Estimated ATE using TARNet: -0.0584


In [8]:
# Compute true ATE
X_test_array = X_test_features.values
true_ite = true_effect(X_test_array)
true_ate = np.mean(true_ite)
print(f"True ATE:    {true_ate:.4f}")

True ATE:    -0.0276


### Double Machine Learning

TAR-Net still suffers a few problems:


*   does not support other machine learning models
*   only applies to binary treatment
*   no uncertainty quantification

Double ML provides a framework that leverage general machine learning models to obtain **unbiased** causal effect estimates with *fast convergence* and *confidence intervals*, and it is still among the best methods in causal effect estimation. (You just need to know such a method exists. Further reading: [link](https://econml.azurewebsites.net/spec/estimation/dml.html))

## Causal Inference for Machine Learning

We will not go into technical detail in this section but aim to provide you with a high-level intuition on how causality can help predictions.

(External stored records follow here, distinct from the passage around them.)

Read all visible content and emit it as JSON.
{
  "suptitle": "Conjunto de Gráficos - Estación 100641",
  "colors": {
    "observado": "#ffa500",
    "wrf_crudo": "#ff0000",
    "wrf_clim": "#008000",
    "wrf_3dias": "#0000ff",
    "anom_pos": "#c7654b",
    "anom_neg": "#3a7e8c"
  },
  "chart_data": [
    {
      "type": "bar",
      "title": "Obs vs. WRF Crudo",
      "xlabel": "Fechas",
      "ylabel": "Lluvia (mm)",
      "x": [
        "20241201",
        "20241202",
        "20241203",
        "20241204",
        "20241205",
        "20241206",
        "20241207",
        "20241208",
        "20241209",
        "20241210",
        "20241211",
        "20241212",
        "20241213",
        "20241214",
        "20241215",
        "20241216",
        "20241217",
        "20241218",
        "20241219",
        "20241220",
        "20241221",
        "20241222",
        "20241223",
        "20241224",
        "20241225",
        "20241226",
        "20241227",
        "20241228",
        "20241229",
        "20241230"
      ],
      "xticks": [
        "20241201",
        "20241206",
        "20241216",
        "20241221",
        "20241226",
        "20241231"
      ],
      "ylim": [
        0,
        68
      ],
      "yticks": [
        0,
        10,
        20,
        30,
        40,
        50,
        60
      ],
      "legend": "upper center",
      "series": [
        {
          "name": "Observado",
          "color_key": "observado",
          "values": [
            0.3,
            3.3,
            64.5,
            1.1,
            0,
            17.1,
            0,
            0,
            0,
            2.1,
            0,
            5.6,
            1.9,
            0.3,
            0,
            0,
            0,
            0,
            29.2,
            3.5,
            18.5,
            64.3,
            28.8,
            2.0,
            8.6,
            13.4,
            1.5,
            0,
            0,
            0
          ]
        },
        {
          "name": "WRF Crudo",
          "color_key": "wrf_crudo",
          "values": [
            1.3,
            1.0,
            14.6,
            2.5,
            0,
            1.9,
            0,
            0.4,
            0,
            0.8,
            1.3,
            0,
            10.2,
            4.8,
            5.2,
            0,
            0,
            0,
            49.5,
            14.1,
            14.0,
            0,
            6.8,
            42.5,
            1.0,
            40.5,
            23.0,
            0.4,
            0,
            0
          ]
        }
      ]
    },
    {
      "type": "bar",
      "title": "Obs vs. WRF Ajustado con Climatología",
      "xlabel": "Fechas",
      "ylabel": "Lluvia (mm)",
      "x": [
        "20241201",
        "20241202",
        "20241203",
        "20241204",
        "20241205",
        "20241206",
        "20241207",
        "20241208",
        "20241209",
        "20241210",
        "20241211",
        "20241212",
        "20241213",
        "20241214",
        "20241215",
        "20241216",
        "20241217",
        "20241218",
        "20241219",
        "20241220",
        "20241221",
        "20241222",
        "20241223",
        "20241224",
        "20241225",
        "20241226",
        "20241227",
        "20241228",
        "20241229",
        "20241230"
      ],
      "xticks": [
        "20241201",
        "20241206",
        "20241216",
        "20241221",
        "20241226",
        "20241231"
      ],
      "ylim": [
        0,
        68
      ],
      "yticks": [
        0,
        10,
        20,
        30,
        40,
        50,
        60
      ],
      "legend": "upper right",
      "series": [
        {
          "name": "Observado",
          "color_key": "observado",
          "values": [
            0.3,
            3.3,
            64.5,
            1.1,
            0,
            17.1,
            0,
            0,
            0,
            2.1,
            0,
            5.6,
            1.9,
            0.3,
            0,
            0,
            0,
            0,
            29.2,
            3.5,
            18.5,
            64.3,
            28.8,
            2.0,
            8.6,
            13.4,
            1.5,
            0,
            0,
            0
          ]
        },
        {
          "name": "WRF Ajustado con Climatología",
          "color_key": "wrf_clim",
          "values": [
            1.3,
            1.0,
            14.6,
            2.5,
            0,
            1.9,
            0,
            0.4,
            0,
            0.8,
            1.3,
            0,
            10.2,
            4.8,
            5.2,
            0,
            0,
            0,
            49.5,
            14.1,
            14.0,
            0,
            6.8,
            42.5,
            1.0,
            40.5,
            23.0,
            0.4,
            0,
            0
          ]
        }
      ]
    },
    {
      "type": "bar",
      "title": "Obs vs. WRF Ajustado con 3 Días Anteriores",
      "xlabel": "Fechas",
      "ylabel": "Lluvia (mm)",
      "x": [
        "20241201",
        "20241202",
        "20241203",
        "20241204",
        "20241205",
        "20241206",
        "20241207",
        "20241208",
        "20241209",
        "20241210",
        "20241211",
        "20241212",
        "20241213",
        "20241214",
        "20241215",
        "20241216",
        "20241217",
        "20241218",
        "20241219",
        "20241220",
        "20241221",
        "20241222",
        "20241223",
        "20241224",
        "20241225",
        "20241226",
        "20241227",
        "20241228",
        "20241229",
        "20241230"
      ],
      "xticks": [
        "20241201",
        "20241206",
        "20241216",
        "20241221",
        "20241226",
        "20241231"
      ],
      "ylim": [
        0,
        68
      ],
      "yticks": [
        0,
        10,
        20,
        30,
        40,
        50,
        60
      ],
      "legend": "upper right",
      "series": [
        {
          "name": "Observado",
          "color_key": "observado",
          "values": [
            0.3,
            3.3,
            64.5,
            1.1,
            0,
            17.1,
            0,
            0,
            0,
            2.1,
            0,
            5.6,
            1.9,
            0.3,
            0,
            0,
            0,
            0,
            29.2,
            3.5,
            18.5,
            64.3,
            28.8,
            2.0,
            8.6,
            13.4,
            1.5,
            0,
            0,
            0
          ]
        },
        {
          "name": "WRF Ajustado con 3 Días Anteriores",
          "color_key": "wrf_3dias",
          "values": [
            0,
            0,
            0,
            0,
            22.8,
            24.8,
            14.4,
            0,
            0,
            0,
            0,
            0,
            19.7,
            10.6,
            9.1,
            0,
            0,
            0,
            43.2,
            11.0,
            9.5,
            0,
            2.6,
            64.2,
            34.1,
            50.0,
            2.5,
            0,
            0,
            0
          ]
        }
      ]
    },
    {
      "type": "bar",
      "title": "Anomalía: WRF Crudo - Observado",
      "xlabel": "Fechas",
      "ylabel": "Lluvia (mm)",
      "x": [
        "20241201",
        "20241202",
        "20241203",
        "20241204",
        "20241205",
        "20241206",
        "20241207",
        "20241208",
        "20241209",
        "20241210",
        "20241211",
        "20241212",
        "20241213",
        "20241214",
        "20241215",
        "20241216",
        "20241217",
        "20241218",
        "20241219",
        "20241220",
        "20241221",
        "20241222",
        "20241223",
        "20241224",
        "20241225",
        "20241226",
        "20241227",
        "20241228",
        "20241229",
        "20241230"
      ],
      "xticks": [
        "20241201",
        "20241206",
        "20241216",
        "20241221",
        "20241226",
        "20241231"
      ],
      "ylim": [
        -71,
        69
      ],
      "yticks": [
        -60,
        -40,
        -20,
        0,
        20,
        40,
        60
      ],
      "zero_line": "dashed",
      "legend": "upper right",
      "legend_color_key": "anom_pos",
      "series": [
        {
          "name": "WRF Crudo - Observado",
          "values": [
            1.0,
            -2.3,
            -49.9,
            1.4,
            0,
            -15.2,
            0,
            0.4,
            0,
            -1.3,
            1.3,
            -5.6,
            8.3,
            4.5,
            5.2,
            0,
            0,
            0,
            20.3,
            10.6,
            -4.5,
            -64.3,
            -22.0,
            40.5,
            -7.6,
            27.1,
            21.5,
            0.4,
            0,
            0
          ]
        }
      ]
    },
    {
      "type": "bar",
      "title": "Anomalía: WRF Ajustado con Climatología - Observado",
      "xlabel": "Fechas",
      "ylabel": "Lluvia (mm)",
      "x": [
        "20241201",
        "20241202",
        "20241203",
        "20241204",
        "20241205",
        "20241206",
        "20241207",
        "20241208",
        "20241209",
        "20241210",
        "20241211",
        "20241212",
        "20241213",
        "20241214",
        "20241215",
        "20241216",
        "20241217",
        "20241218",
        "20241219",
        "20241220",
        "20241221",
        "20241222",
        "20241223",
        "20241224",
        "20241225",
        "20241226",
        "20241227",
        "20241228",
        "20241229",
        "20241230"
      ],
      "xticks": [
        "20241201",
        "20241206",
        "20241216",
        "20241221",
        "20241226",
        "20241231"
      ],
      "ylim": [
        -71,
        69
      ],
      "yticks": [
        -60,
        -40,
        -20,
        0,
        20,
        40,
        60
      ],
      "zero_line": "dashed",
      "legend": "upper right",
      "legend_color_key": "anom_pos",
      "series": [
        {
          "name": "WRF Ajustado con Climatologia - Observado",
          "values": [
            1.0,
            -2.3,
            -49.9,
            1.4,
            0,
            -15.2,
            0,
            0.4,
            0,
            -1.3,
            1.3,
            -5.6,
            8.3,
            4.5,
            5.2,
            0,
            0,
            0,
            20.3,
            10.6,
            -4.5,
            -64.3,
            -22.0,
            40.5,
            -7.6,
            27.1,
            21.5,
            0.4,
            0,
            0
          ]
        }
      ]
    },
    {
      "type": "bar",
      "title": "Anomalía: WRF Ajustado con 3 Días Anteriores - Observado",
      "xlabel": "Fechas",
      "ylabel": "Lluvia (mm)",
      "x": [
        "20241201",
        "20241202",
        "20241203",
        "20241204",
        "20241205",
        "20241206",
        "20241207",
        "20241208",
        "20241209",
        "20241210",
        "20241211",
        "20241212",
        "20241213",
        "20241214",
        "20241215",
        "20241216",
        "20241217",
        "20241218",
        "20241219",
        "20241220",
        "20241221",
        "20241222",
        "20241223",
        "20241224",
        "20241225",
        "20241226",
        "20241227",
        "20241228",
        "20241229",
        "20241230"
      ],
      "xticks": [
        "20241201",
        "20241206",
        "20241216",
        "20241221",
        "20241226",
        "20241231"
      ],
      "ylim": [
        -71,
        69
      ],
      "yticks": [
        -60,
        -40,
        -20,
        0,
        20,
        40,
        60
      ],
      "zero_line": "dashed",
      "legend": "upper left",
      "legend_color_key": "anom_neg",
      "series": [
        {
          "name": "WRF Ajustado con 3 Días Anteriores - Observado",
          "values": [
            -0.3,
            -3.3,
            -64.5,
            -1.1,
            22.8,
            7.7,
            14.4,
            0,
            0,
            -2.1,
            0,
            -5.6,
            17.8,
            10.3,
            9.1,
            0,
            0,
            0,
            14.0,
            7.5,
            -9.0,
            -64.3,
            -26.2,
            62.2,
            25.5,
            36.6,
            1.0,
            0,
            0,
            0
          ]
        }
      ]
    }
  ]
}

The standard machine-learning pipeline assumes that the test examples are I.I.D as the training data distribution. However, in practice, this is often violated. For instance, we train an imaging model to read CT scans using data from NYU Langone, will this model do well if it is deployed in other countries w. different imaging equipment and lighting conditions?

![OOD-eg](https://github.com/dapivei/causal-infere/blob/main/images/OOD.png?raw=true)

image credit: [link](https://arxiv.org/abs/1911.08731)

We hope to build models that are robust to changes to test distribution, i.e., achieving out-of-distribution generalization. Why is this difficult?

During training, the model can easily pick up on predictive signals from features that are relevant in distribution, e.g., image background. This relationship will not hold in other data distributions.

However, causal relationships are reliable associations across different distributions. We can formalize it through causality so that we can build models that only rely on causal features/representations.